About
Shop
Contact Us

CofI bishop regrets closure of Cork city synagogue

By Sarah Mac Donald - 08 February, 2016

Cork Hebrew Congregation at South Terrace. Pic courtesy: http://www.jewishcork.com

Cork Hebrew Congregation at South Terrace. Pic courtesy: http://www.jewishcork.com

The Church of Ireland Bishop of Cork has expressed his “immense sadness” at the news that Cork city’s last synagogue held its last religious service on Saturday and will now close for good.

In a statement, the Right Reverend Dr Paul Colton on behalf of the local Church of Ireland community extended prayerful greetings of solidarity, and friendship in faith, to Mr Fred Rosehill, Chairman of the Trustees and also to the members of the Cork Hebrew Congregation as they gathered with their guests for the emotional occasion.

He said that as the Church of Ireland in Co Cork had had to close a number of churches over the years, they “know well the emotions and responses that are associated with the closure of a place of worship; especially a place in a locale that has figured prominently in the pilgrimage of faith, as well as in the big occasions on life’s journey”.

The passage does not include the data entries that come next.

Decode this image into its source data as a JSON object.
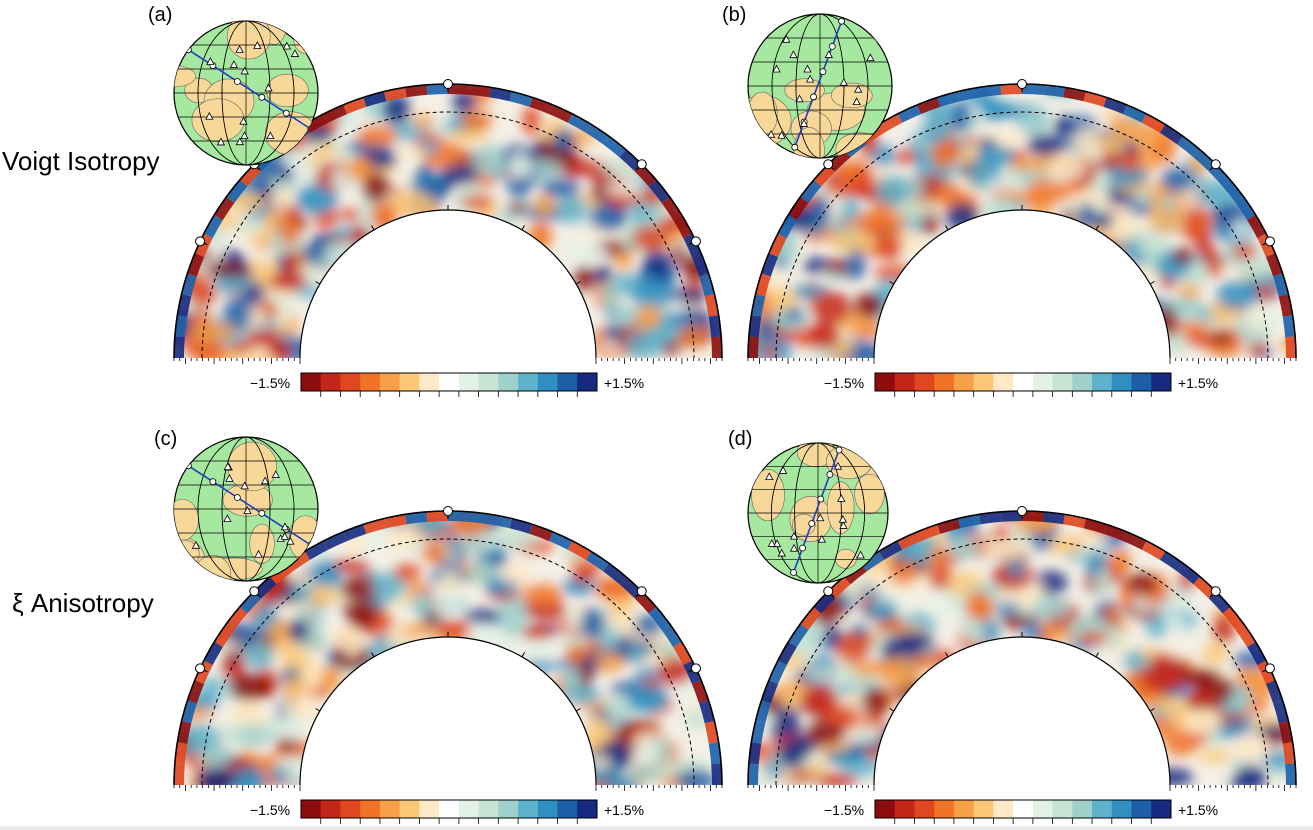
{
  "row_labels": {
    "top": "Voigt Isotropy",
    "bottom": "ξ Anisotropy"
  },
  "panels": [
    {
      "id": "a",
      "label": "(a)",
      "section_side": "left"
    },
    {
      "id": "b",
      "label": "(b)",
      "section_side": "right"
    },
    {
      "id": "c",
      "label": "(c)",
      "section_side": "left"
    },
    {
      "id": "d",
      "label": "(d)",
      "section_side": "right"
    }
  ],
  "colorbar": {
    "min_label": "−1.5%",
    "max_label": "+1.5%",
    "colors": [
      "#8b0d0d",
      "#c4261a",
      "#e0461f",
      "#f07326",
      "#f7a047",
      "#fbc878",
      "#fde9c6",
      "#ffffff",
      "#e4f2e6",
      "#c6e3d4",
      "#9fd0cc",
      "#5fb2cb",
      "#2f8fc1",
      "#1c5fa8",
      "#162b7f"
    ]
  },
  "colors": {
    "globe_land": "#f8d898",
    "globe_ocean": "#a6e89f",
    "path_line": "#1f3fbf"
  },
  "icons": [
    "station-triangle-icon",
    "path-point-circle-icon",
    "globe-icon"
  ]
}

Bishop Colton said that thousands of Corkonians drive or walk past the Cork Synagogue every day.

“To our shame, perhaps, many have engaged with or known little about this minority community of faith in our midst, yet we do recognise too the immense contribution of members of the Hebrew congregation to our life in Cork, at least since the 18th century, particularly since the 1880s, and subsequent Consecration of the Synagogue in 1905.”

Recalling his own childhood growing up in Cork, he said “I remember well Jewish neighbours and school friends in Cork Grammar School, and how living and learning alongside them taught and enriched me and my contemporaries”.

He added that the change in circumstances – demographics and practical realities – which bring about the closure of the Synagogue are sad not least because the closure represents a diminution of the religious pluralism in Cork at a very time when, in Ireland as a whole, greater religious diversity than ever before is a mark of our nation.

“I wish all the members of the Hebrew Congregation Shalom aleikhem (peace upon you all) for the journey of faith that lies ahead,” Bishop Colton concluded.

According to a report in the Evening Echo, emigration and financial constraints have left the remaining members of Cork’s Jewish community with “no money, no members, and no future”.

At least ten Jewish adult males need to live in the city to sustain a synagogue. Cork has just three.

Fred Rosehill, chairman of the trustees of the Cork Hebrew Congregation, said: “We are down in numbers. We couldn’t support a rabbi, a Hebrew school, a synagogue.

“We tried everything. It has come to the stage that there is no money left. If someone gave us money in the morning it wouldn’t matter — we don’t have the members to sustain it.”

Mr Rosehill said Cork’s Jewish community spread all over the world. “Between then and now, young people spread all over the world for social and economic reasons. We are lawyers, doctors and more. They went to make a life. They won’t come back here.”

Many of those who emigrated settled in Israel, where Mr Rosehill said there are at least seven Cork families.